Older employees are also potentially considered more expensive due to incremental pay policies. Labour is a significant expense that employers look to cut during financial hardship, but they do not consider the wisdom and experience they are losing. 

Workplace perceptions of menopause may also be undermining the success of women over 50. Women report losing confidence at this stage, and employers should be cognisant that negative attitudes and a lack of support are likely to worsen professional insecurities. Company culture should encourage a positive ecosystem where experiences such as menopause should not be detrimental to well-being and accomplishment.

Resolving the age barrier

Employers must begin by recognising where they are failing their 50+ employees and begin to utilise the skills and value that this generation can bring to the table. This starts with culture. We currently have several generations within the workforce, and encouraging unity between employees of all ages will repair divisions and negative attitudes. This can be done by teaming younger and older employees for mentorship initiatives. -

Older people can gain tech skills from working alongside new graduates, and younger employees can benefit from their older counterparts’ experience and communication skills. 50+ individuals, especially women, are great at in-person networking and picking up the phone instead of emailing! To build a more inclusive culture, treating ageist attitudes with the same no-tolerance policy as other forms of discrimination will champion employees. When people feel seen, valued, and supported, they are more likely to stay in their roles and increase in participation and company community.

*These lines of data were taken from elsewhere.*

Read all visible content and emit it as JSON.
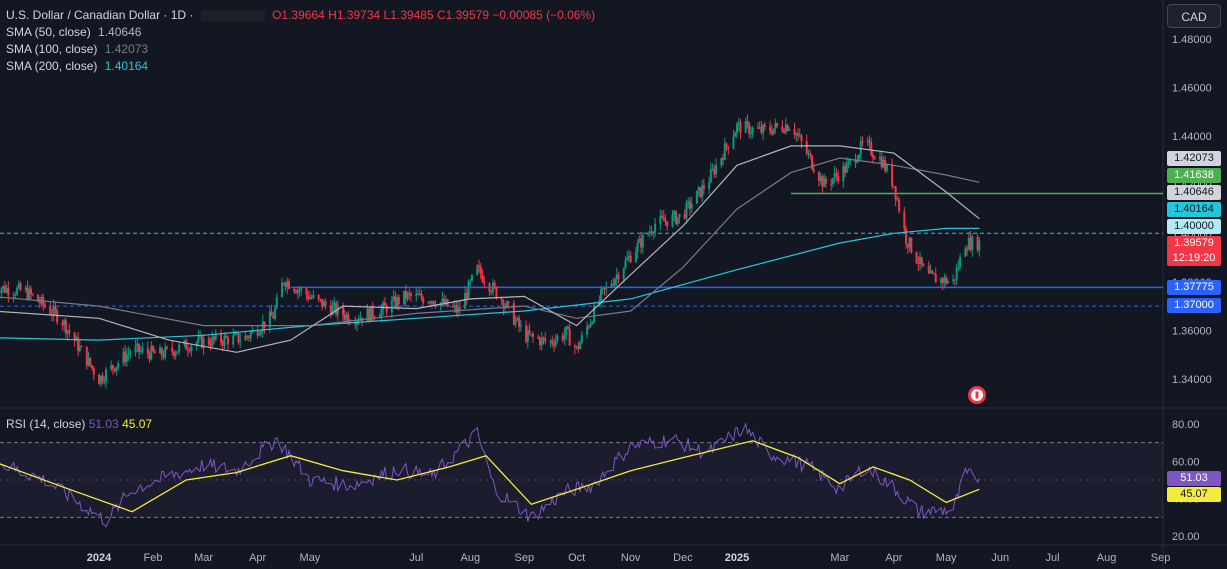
{
  "legend": {
    "title": "U.S. Dollar / Canadian Dollar · 1D ·",
    "open": "O1.39664",
    "high": "H1.39734",
    "low": "L1.39485",
    "close": "C1.39579",
    "change": "−0.00085 (−0.06%)",
    "sma50_label": "SMA (50, close)",
    "sma50_value": "1.40646",
    "sma100_label": "SMA (100, close)",
    "sma100_value": "1.42073",
    "sma200_label": "SMA (200, close)",
    "sma200_value": "1.40164",
    "rsi_label": "RSI (14, close)",
    "rsi_value": "51.03",
    "rsi_ma_value": "45.07"
  },
  "currency_button": "CAD",
  "price_tags": {
    "sma100": "1.42073",
    "level_green": "1.41638",
    "sma50": "1.40646",
    "sma200": "1.40164",
    "level_dashed_upper": "1.40000",
    "last_price": "1.39579",
    "countdown": "12:19:20",
    "level_blue": "1.37775",
    "level_dashed_lower": "1.37000",
    "rsi_value": "51.03",
    "rsi_ma": "45.07"
  },
  "colors": {
    "background": "#131722",
    "up_candle": "#089981",
    "down_candle": "#f23645",
    "sma50": "#b2b5be",
    "sma100": "#787b86",
    "sma200": "#26c6da",
    "green_line": "#4caf50",
    "blue_line": "#2962ff",
    "rsi_line": "#7e57c2",
    "rsi_ma": "#f5eb3b"
  },
  "chart_data": [
    {
      "type": "candlestick",
      "title": "U.S. Dollar / Canadian Dollar · 1D",
      "y_axis_ticks": [
        1.34,
        1.36,
        1.38,
        1.4,
        1.42,
        1.44,
        1.46,
        1.48
      ],
      "y_axis_tick_labels": [
        "1.34000",
        "1.36000",
        "1.38000",
        "1.40000",
        "1.42000",
        "1.44000",
        "1.46000",
        "1.48000"
      ],
      "x_axis_labels": [
        "2024",
        "Feb",
        "Mar",
        "Apr",
        "May",
        "Jul",
        "Aug",
        "Sep",
        "Oct",
        "Nov",
        "Dec",
        "2025",
        "Mar",
        "Apr",
        "May",
        "Jun",
        "Jul",
        "Aug",
        "Sep"
      ],
      "x_axis_dates": [
        "2024-01-01",
        "2024-02-01",
        "2024-03-01",
        "2024-04-01",
        "2024-05-01",
        "2024-07-01",
        "2024-08-01",
        "2024-09-01",
        "2024-10-01",
        "2024-11-01",
        "2024-12-01",
        "2025-01-01",
        "2025-03-01",
        "2025-04-01",
        "2025-05-01",
        "2025-06-01",
        "2025-07-01",
        "2025-08-01",
        "2025-09-01"
      ],
      "last_close": 1.39579,
      "horizontal_levels": [
        {
          "value": 1.41638,
          "style": "solid",
          "color": "#4caf50",
          "from_date": "2025-02-01"
        },
        {
          "value": 1.4,
          "style": "dashed",
          "color": "#26c6da"
        },
        {
          "value": 1.37775,
          "style": "solid",
          "color": "#2962ff",
          "from_date": "2024-04-20"
        },
        {
          "value": 1.37,
          "style": "dashed",
          "color": "#2962ff"
        }
      ],
      "series_price": {
        "name": "U.S. Dollar / Canadian Dollar",
        "dates": [
          "2023-11-01",
          "2023-11-20",
          "2023-12-10",
          "2024-01-01",
          "2024-01-20",
          "2024-02-05",
          "2024-02-25",
          "2024-03-10",
          "2024-03-25",
          "2024-04-10",
          "2024-04-16",
          "2024-05-05",
          "2024-05-25",
          "2024-06-10",
          "2024-06-25",
          "2024-07-10",
          "2024-07-25",
          "2024-08-05",
          "2024-08-20",
          "2024-09-01",
          "2024-09-15",
          "2024-09-25",
          "2024-10-01",
          "2024-10-15",
          "2024-10-31",
          "2024-11-15",
          "2024-11-30",
          "2024-12-15",
          "2025-01-01",
          "2025-01-15",
          "2025-02-01",
          "2025-02-10",
          "2025-02-20",
          "2025-03-05",
          "2025-03-15",
          "2025-03-25",
          "2025-04-01",
          "2025-04-08",
          "2025-04-20",
          "2025-05-05",
          "2025-05-12",
          "2025-05-20"
        ],
        "values": [
          1.378,
          1.376,
          1.365,
          1.34,
          1.352,
          1.35,
          1.355,
          1.356,
          1.357,
          1.366,
          1.381,
          1.372,
          1.365,
          1.368,
          1.374,
          1.373,
          1.368,
          1.385,
          1.372,
          1.358,
          1.355,
          1.359,
          1.352,
          1.374,
          1.39,
          1.404,
          1.407,
          1.421,
          1.444,
          1.442,
          1.445,
          1.433,
          1.42,
          1.427,
          1.437,
          1.43,
          1.42,
          1.398,
          1.382,
          1.38,
          1.396,
          1.396
        ]
      },
      "series_sma50": {
        "name": "SMA (50, close)",
        "dates": [
          "2023-11-01",
          "2024-01-01",
          "2024-02-10",
          "2024-03-20",
          "2024-04-20",
          "2024-05-20",
          "2024-07-01",
          "2024-08-01",
          "2024-09-01",
          "2024-10-01",
          "2024-11-01",
          "2024-12-01",
          "2025-01-01",
          "2025-02-01",
          "2025-03-01",
          "2025-04-01",
          "2025-05-01",
          "2025-05-20"
        ],
        "values": [
          1.368,
          1.365,
          1.356,
          1.351,
          1.356,
          1.37,
          1.369,
          1.373,
          1.374,
          1.362,
          1.383,
          1.403,
          1.428,
          1.436,
          1.436,
          1.433,
          1.417,
          1.406
        ]
      },
      "series_sma100": {
        "name": "SMA (100, close)",
        "dates": [
          "2023-11-01",
          "2024-01-01",
          "2024-03-01",
          "2024-05-01",
          "2024-07-01",
          "2024-09-01",
          "2024-10-01",
          "2024-11-01",
          "2024-12-01",
          "2025-01-01",
          "2025-02-01",
          "2025-03-01",
          "2025-04-01",
          "2025-05-01",
          "2025-05-20"
        ],
        "values": [
          1.374,
          1.37,
          1.362,
          1.362,
          1.367,
          1.37,
          1.365,
          1.368,
          1.386,
          1.41,
          1.425,
          1.431,
          1.428,
          1.424,
          1.421
        ]
      },
      "series_sma200": {
        "name": "SMA (200, close)",
        "dates": [
          "2023-11-01",
          "2024-01-01",
          "2024-03-01",
          "2024-05-01",
          "2024-07-01",
          "2024-09-01",
          "2024-11-01",
          "2025-01-01",
          "2025-03-01",
          "2025-04-01",
          "2025-05-01",
          "2025-05-20"
        ],
        "values": [
          1.357,
          1.356,
          1.358,
          1.362,
          1.365,
          1.368,
          1.373,
          1.385,
          1.396,
          1.4,
          1.402,
          1.402
        ]
      }
    },
    {
      "type": "line",
      "title": "RSI (14, close)",
      "y_axis_ticks": [
        20,
        40,
        60,
        80
      ],
      "y_axis_tick_labels": [
        "20.00",
        "40.00",
        "60.00",
        "80.00"
      ],
      "bands": [
        30,
        70
      ],
      "series": [
        {
          "name": "RSI",
          "dates": [
            "2023-11-01",
            "2023-12-01",
            "2024-01-05",
            "2024-01-20",
            "2024-02-10",
            "2024-03-01",
            "2024-03-20",
            "2024-04-12",
            "2024-05-01",
            "2024-05-25",
            "2024-06-20",
            "2024-07-10",
            "2024-08-05",
            "2024-08-15",
            "2024-09-05",
            "2024-09-25",
            "2024-10-10",
            "2024-11-01",
            "2024-11-25",
            "2024-12-15",
            "2025-01-05",
            "2025-01-20",
            "2025-02-10",
            "2025-03-01",
            "2025-03-15",
            "2025-04-01",
            "2025-04-15",
            "2025-05-05",
            "2025-05-12",
            "2025-05-20"
          ],
          "values": [
            60,
            50,
            28,
            45,
            52,
            58,
            55,
            72,
            50,
            47,
            56,
            52,
            75,
            45,
            30,
            44,
            47,
            68,
            72,
            64,
            78,
            64,
            58,
            45,
            57,
            46,
            33,
            34,
            53,
            51
          ]
        },
        {
          "name": "RSI-based MA",
          "dates": [
            "2023-11-01",
            "2023-12-15",
            "2024-01-20",
            "2024-02-20",
            "2024-03-20",
            "2024-04-20",
            "2024-05-20",
            "2024-06-20",
            "2024-07-20",
            "2024-08-10",
            "2024-09-05",
            "2024-10-01",
            "2024-11-01",
            "2024-12-01",
            "2025-01-10",
            "2025-02-05",
            "2025-03-01",
            "2025-03-20",
            "2025-04-10",
            "2025-05-01",
            "2025-05-20"
          ],
          "values": [
            60,
            45,
            33,
            50,
            54,
            63,
            55,
            50,
            57,
            63,
            37,
            45,
            55,
            62,
            71,
            62,
            48,
            57,
            50,
            38,
            45
          ]
        }
      ]
    }
  ]
}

Employers must do more to offer equal opportunity in training schemes and remove unconscious bias when it comes to promotion. A recent Stop Ageism survey found that 44% of employees over 50 had experienced age discrimination at work, with 48% singling out the recruitment process, compared to 40% who felt left out of discussions at work and 24% who said they had experienced discrimination when it comes to promotion. In discussions with employers, many admit they failed to invest in tech skills for their workforce and it is the more experienced generation now suffering from this lack of training. Resolving these issues within organisations can go a long way towards retaining and attracting experienced talent and resolving the skills gap. While these biases exist, it is harder for professional women to believe in their abilities and ability to accomplish success beyond 50.